¡Estoy vivo de milagro! Y como yo, toda una generación de hombres y mujeres que crecimos en un mundo mucho más hostil para los niños que el que tenemos hoy. Sobreviví a aquel accidente aparatoso, cuando tenía nueve años y manejé una bicicleta sin frenos que en una curva cerrada me dejó colgado en una oxidada cerca de alambres de púa. Me salvé junto a mi hermano de ser aplastados por una pared podrida que se vino abajo justo cuando saltábamos a buscar un balón en una casa ajena. Colecciono cicatrices producidas por toboganes, columpios, sube-y-baja y cuanto aparato de hierro había en aquellos parques infantiles.
Era la nuestra una vida llena de peligros, en la que la antitetánica era nuestra compañera infaltable. Hoy tenemos unos parquecitos muy aerodinámicos ellos, muy coloridos ellos, muy seguros ellos, hasta el punto que el riesgo mayor para un niño, se limita al peligro de hacinamiento en esa suerte de ratonera gigante. Donde había grama hoy tienen alfombras, donde habían piedras hoy tienen arena, donde había metal corroído, hoy hay plástico redondeado, liso y sin puntas cortantes.
¡Pero sobrevivimos! Aquellos niños inquietos y llenos de cicatrices, hoy somos padres obsesionados con la seguridad de nuestros hijos. El bombardeo publicitario que nos vende la seguridad como un derecho humano, nos ha vuelto paranoicos con la crianza delicada de unos chamos que viven muy sanos, pero están creciendo con una idea distorsionada de cómo defenderse.
Los padres del siglo XXI somos padres sobreprotectores, que tenemos cuidados excesivos con los chamos, que evitamos a toda costa que los niños aprendan por sí mismos las lecciones que la vida les da. Tenemos tanto miedo de que les pase algo, que les estamos proyectando a ellos el miedo por el mundo que están conociendo. Para algunos padres, el fatal que un niño se caiga y se raspe las rodillas, cuando es una de las cosas más normales en la historia de la humanidad.
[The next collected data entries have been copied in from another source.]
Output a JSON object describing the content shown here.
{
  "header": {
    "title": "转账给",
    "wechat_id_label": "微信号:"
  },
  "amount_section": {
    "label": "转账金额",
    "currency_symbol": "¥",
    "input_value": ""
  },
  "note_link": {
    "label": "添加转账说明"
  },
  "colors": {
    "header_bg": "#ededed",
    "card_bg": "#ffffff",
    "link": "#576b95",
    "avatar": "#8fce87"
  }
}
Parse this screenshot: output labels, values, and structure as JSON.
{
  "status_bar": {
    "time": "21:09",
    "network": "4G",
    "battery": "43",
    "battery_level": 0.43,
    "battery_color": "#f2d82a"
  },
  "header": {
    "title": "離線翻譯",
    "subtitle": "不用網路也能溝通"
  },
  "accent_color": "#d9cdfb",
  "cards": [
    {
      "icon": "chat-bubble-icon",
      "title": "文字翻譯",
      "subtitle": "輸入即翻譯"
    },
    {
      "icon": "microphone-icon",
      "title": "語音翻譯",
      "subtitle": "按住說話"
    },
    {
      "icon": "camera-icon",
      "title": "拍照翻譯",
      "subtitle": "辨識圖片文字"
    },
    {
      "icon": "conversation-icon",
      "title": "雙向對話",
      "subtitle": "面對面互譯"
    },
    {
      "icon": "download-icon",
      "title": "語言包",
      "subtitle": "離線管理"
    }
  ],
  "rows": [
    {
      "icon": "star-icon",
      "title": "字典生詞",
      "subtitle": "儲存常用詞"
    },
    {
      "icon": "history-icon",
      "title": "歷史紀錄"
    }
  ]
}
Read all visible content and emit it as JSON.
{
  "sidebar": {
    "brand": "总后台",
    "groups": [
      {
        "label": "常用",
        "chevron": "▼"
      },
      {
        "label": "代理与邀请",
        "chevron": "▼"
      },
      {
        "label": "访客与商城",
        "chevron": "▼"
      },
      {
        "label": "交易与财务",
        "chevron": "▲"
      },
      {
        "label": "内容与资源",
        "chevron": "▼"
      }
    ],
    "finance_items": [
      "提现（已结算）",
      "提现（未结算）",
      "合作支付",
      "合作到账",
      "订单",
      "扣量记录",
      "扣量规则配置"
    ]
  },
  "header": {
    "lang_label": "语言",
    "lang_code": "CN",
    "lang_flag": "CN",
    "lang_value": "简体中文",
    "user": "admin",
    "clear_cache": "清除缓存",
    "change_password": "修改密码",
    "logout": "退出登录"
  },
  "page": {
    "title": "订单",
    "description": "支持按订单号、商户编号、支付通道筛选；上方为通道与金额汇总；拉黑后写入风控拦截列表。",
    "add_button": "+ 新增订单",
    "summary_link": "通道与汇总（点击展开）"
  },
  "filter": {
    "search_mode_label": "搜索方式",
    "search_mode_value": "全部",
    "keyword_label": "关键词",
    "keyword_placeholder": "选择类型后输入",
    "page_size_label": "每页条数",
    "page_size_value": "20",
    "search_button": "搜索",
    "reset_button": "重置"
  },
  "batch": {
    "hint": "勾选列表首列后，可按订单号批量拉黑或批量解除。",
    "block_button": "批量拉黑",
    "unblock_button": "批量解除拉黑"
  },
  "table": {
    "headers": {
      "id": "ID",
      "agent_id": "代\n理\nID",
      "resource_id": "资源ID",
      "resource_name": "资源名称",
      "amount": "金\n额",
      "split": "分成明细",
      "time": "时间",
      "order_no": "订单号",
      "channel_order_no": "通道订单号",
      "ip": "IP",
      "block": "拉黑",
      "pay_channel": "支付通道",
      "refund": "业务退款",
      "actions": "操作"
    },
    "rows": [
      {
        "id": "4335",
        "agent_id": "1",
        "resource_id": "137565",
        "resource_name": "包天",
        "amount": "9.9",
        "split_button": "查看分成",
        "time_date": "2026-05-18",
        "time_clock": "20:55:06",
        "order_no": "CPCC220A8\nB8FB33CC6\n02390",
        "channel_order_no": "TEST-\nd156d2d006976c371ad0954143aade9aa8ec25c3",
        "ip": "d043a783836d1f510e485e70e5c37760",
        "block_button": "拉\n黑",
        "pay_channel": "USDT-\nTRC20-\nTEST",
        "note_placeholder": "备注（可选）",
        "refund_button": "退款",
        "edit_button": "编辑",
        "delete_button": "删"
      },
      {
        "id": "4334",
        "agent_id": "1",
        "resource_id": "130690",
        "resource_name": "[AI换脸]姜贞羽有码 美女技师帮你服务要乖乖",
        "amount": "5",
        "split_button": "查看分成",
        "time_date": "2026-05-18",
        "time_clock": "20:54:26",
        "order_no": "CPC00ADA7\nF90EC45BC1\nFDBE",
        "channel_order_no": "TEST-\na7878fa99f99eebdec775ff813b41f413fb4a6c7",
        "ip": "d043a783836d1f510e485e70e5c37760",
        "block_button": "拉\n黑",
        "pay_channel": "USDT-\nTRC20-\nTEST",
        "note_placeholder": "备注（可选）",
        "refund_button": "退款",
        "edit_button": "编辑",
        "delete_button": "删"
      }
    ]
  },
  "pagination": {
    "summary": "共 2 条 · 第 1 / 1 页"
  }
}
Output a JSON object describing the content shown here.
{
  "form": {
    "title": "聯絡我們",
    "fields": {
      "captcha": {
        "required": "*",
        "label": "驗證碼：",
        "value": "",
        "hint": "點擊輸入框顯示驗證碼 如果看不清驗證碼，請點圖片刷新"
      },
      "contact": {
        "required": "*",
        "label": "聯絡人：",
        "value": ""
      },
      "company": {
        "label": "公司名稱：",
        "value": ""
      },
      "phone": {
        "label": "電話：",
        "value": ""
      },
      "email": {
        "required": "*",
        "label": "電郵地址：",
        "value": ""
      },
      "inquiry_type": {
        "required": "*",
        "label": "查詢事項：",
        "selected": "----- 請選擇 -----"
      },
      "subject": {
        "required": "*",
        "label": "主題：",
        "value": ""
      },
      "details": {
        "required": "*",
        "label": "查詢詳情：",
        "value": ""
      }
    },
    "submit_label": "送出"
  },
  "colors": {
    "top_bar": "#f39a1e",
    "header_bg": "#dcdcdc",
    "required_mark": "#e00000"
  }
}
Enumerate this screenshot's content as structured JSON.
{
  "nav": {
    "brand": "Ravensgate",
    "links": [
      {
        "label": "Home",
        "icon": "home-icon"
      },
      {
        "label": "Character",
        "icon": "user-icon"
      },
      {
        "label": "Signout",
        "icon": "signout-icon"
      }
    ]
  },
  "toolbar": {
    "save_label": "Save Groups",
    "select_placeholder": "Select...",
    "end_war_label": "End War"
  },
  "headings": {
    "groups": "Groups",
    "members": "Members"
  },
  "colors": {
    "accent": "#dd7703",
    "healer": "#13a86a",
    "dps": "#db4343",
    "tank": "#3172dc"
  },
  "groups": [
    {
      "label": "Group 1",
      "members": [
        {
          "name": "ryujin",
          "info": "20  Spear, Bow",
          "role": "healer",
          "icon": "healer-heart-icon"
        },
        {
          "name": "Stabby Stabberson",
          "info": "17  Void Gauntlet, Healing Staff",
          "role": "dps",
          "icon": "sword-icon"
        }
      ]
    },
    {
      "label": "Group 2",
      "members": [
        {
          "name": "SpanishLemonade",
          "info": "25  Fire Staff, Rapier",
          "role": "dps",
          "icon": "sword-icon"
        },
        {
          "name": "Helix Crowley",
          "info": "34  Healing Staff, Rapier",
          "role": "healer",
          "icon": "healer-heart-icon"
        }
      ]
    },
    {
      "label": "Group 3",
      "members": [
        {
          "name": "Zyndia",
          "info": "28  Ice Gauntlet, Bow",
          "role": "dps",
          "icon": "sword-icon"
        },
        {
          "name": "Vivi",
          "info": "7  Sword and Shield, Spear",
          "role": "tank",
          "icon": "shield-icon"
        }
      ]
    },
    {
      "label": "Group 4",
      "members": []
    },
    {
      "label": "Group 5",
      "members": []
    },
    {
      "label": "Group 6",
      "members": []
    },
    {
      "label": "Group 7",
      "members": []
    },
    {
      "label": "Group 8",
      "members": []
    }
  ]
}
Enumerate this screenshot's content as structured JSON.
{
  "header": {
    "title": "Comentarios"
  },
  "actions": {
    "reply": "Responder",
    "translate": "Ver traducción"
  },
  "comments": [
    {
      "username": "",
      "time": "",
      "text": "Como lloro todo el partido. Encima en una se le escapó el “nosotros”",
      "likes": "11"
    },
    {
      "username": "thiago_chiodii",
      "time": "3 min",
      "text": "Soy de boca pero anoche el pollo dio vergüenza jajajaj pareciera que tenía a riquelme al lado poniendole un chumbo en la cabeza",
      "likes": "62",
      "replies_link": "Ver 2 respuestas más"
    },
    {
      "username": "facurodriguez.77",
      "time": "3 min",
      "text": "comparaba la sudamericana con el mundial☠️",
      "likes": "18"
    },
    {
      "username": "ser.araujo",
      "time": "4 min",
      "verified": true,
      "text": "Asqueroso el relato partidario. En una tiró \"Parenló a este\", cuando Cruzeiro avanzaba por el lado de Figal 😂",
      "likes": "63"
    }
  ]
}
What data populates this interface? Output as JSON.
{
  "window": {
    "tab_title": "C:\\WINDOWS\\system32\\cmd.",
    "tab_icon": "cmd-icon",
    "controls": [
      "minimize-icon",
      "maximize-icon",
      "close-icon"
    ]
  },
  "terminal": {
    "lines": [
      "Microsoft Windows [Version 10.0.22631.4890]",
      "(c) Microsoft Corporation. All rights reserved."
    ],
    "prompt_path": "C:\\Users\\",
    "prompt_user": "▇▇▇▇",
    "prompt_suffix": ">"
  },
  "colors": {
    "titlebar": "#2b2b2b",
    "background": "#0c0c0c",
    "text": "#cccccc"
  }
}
Los protegemos de conflictos con otros niños, como si con ello los eximimos de conflictos futuros.
Si alejamos a nuestros hijos del riesgo, los estamos alejando de la posibilidad de desarrollar sus propios mecanismos de defensa, los volvemos arrogantes, vulnerables y bajos de autoestima. Si tras cada caída de nuestros chamos, corremos en su ayuda inmediatamente, los estaremos condicionando a que siempre habrá alguien (en este caso nosotros los padres) que resuelva los problemas por ellos.
El mercado nos condiciona a tomar medidas cada vez más duras en materia de seguridad y si se trata de proteger a quienes más amamos, el mercado sabe que no escatimaremos gastos. Pero la sabiduría de nuestras madres y padres nos enseña que “una cosa es una cosa, y otra cosa es otra cosa”. Asfixiar a los peques porque está de moda, o porque la obsesión por la seguridad así lo exige, nos llevará a criar personas que de adultos no se sabrán defender de nada. Después de todo, mamá y papá nos cuidaron tan bien en aquel mundo hostil que describimos arriba, que aquí estamos de pie y luchando contra otras adversidades.